Before we reached the end of the bay, we got to paddle a little way into a cave dug out of the soft volcanic rock by the relentless battering from the sea. I felt so small in comparison to what seemed like a giant cave. I couldn’t marvel for too long though because soon we were having to back out to make sure the swell didn’t push us too far into the cave.
Kevin thought it would be a good idea to say hi to the Pacific and I agreed, so we continued padding until we were well and truly in the waves of the ocean. For the second time today, I was treated to the view of the Banks Peninsula looking in. There were islands that had broken off the mainland and many larger caves than the one we had just been in.
The hardest work of the tour definitely came when we were paddling across the bay. Because Kevin wanted to make sure the other kayak didn’t get too far behind, he had tied a tow rope to it. I really noticed the weight when my out-of-shape arms were burning from pushing the paddle through the water! The crossing didn’t take all that long though and soon we were facing back into the bay and letting the waves carry us in.

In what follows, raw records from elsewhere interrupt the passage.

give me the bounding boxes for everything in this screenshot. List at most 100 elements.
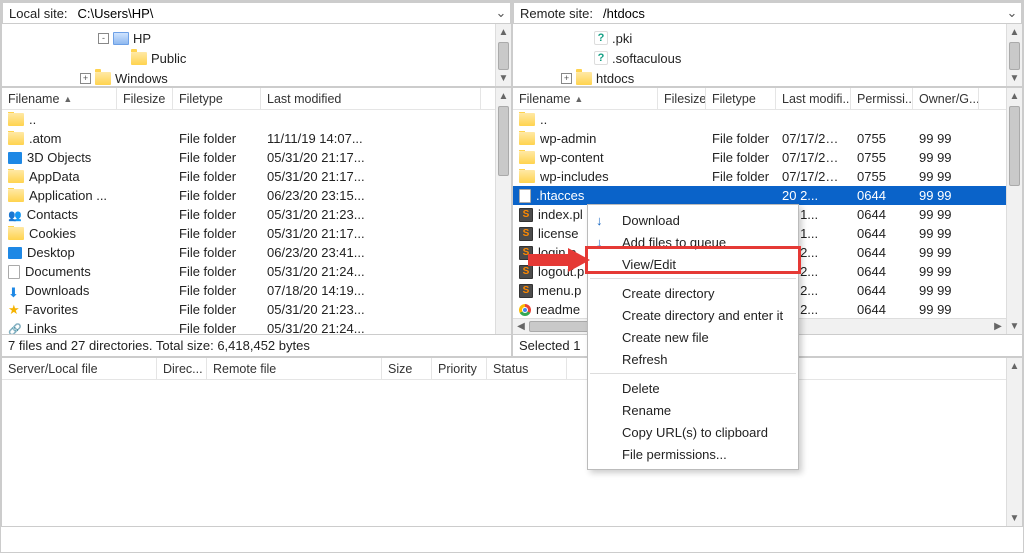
local-rows[interactable]: ...atomFile folder11/11/19 14:07...3D Ob… [2,110,495,334]
list-item[interactable]: .. [2,110,495,129]
menu-item[interactable]: ↓Add files to queue [588,231,798,253]
col-priority[interactable]: Priority [432,358,487,379]
remote-path-input[interactable] [599,4,1003,22]
file-modified: 11/11/19 14:07... [261,131,481,146]
menu-item[interactable]: ↓ Download [588,209,798,231]
scrollbar[interactable]: ▲ ▼ [495,88,511,356]
menu-item[interactable]: Delete [588,377,798,399]
file-permissions: 0644 [851,207,913,222]
remote-tree[interactable]: ?.pki?.softaculous+htdocs [513,24,1006,86]
scrollbar[interactable]: ▲ ▼ [1006,358,1022,526]
menu-item[interactable]: Create directory [588,282,798,304]
list-item[interactable]: .htacces20 2...064499 99 [513,186,1006,205]
col-filesize[interactable]: Filesize [117,88,173,109]
drive-icon [113,32,129,45]
local-headers[interactable]: Filename Filesize Filetype Last modified [2,88,511,110]
list-item[interactable]: DesktopFile folder06/23/20 23:41... [2,243,495,262]
queue-headers[interactable]: Server/Local file Direc... Remote file S… [2,358,1022,380]
scroll-thumb[interactable] [498,106,509,176]
menu-item[interactable]: View/Edit [588,253,798,275]
col-filetype[interactable]: Filetype [706,88,776,109]
list-item[interactable]: AppDataFile folder05/31/20 21:17... [2,167,495,186]
col-filename[interactable]: Filename [513,88,658,109]
scrollbar[interactable]: ▲ ▼ [495,24,511,86]
file-modified: 06/23/20 23:15... [261,188,481,203]
scroll-down-icon[interactable]: ▼ [1007,70,1022,86]
scroll-down-icon[interactable]: ▼ [496,70,511,86]
file-owner: 99 99 [913,245,979,260]
menu-item[interactable]: Copy URL(s) to clipboard [588,421,798,443]
scroll-left-icon[interactable]: ◀ [513,321,529,332]
list-item[interactable]: wp-contentFile folder07/17/20 2...075599… [513,148,1006,167]
col-filetype[interactable]: Filetype [173,88,261,109]
menu-item[interactable]: Refresh [588,348,798,370]
menu-item[interactable]: Rename [588,399,798,421]
menu-item[interactable]: File permissions... [588,443,798,465]
scroll-down-icon[interactable]: ▼ [1007,318,1022,334]
context-menu[interactable]: ↓ Download ↓Add files to queueView/Edit Cre… [587,204,799,470]
scroll-thumb[interactable] [1009,106,1020,186]
list-item[interactable]: Application ...File folder06/23/20 23:15… [2,186,495,205]
list-item[interactable]: LinksFile folder05/31/20 21:24... [2,319,495,334]
menu-item-label: Create new file [622,330,709,345]
file-modified: 05/31/20 21:17... [261,226,481,241]
scroll-up-icon[interactable]: ▲ [1007,358,1022,374]
col-server-local[interactable]: Server/Local file [2,358,157,379]
col-remote-file[interactable]: Remote file [207,358,382,379]
file-name: license [538,226,578,241]
local-path-input[interactable] [74,4,492,22]
menu-item[interactable]: Create directory and enter it [588,304,798,326]
list-item[interactable]: .. [513,110,1006,129]
col-lastmod[interactable]: Last modified [261,88,481,109]
col-permissions[interactable]: Permissi... [851,88,913,109]
scroll-up-icon[interactable]: ▲ [1007,88,1022,104]
scroll-thumb[interactable] [1009,42,1020,70]
tree-item[interactable]: -HP [6,28,495,48]
col-owner[interactable]: Owner/G... [913,88,979,109]
col-direction[interactable]: Direc... [157,358,207,379]
menu-item-label: Download [622,213,680,228]
list-item[interactable]: .atomFile folder11/11/19 14:07... [2,129,495,148]
file-modified: 20 2... [776,188,851,203]
scroll-down-icon[interactable]: ▼ [1007,510,1022,526]
remote-headers[interactable]: Filename Filesize Filetype Last modifi..… [513,88,1022,110]
local-tree[interactable]: -HPPublic + Windows [2,24,495,86]
downloads-icon: ⬇ [8,285,20,297]
collapse-icon[interactable]: - [98,33,109,44]
list-item[interactable]: CookiesFile folder05/31/20 21:17... [2,224,495,243]
sublime-file-icon: S [519,208,533,222]
dropdown-icon[interactable]: ⌄ [1003,5,1021,21]
list-item[interactable]: wp-adminFile folder07/17/20 2...075599 9… [513,129,1006,148]
list-item[interactable]: FavoritesFile folder05/31/20 21:23... [2,300,495,319]
scroll-right-icon[interactable]: ▶ [990,321,1006,332]
tree-item[interactable]: ?.softaculous [517,48,1006,68]
tree-item[interactable]: +htdocs [517,68,1006,86]
list-item[interactable]: ⬇DownloadsFile folder07/18/20 14:19... [2,281,495,300]
scroll-up-icon[interactable]: ▲ [496,88,511,104]
scrollbar[interactable]: ▲ ▼ [1006,24,1022,86]
col-filename[interactable]: Filename [2,88,117,109]
list-item[interactable]: 3D ObjectsFile folder05/31/20 21:17... [2,148,495,167]
download-icon: ↓ [596,213,603,228]
expand-icon[interactable]: + [80,73,91,84]
scroll-up-icon[interactable]: ▲ [496,24,511,40]
list-item[interactable]: DocumentsFile folder05/31/20 21:24... [2,262,495,281]
scroll-thumb[interactable] [498,42,509,70]
tree-item-label: Windows [115,71,168,86]
tree-item[interactable]: Public [6,48,495,68]
folder-icon [519,170,535,183]
file-name: .atom [29,131,62,146]
scrollbar[interactable]: ▲ ▼ [1006,88,1022,334]
tree-item[interactable]: ?.pki [517,28,1006,48]
menu-item[interactable]: Create new file [588,326,798,348]
scroll-up-icon[interactable]: ▲ [1007,24,1022,40]
col-lastmod[interactable]: Last modifi... [776,88,851,109]
col-size[interactable]: Size [382,358,432,379]
col-status[interactable]: Status [487,358,567,379]
expand-icon[interactable]: + [561,73,572,84]
list-item[interactable]: ContactsFile folder05/31/20 21:23... [2,205,495,224]
list-item[interactable]: wp-includesFile folder07/17/20 2...07559… [513,167,1006,186]
dropdown-icon[interactable]: ⌄ [492,5,510,21]
tree-item[interactable]: + Windows [6,68,495,86]
col-filesize[interactable]: Filesize [658,88,706,109]
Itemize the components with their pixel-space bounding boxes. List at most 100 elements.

There is a great divide between the animals in Flea Bay. As I said, the penguins live on the northern side — all but 70 of the 1063 mating pairs that lived there during the last census (as a side note, the census takes place every 4 years; the next one will be at the end of the year and they are looking for people to help count). The southern side is mostly inhabited by New Zealand fur seals. As we reached the area that Kevin said was the colony, we could only see one or two seals. I was thinking that it was a pretty small colony until we got around a rocky outcrop and could see them everywhere! Pups were splashing around in rock pools and adorably trying to scramble up rocks towards their mothers, while the adults lounged on the rocks looking as bored as possible.
Eventually Kevin pried us away from the seals by pointing out a line of white in the water. That line of white was not sea foam…it was a line of around 80 white flippered penguins, having what he described as their “happy hour.” In the late afternoon, they often gather on the water to socialise before night falls. I was amazed. I knew that they had said there were over 1000 mating pairs, but to see even 80 at one time was so cool. We made our way over to them, careful not to get too close or to make too much noise, and just watched as they floated this way and that, eventually dividing up into three distinct groups that floated off in different directions. What a way to end our trip!
Pohatu Adventures operates many tours around Flea Bay, including 1- and 2-day trips. Their kayaking tours run in the afternoon when weather permits and evening penguin tours are also available.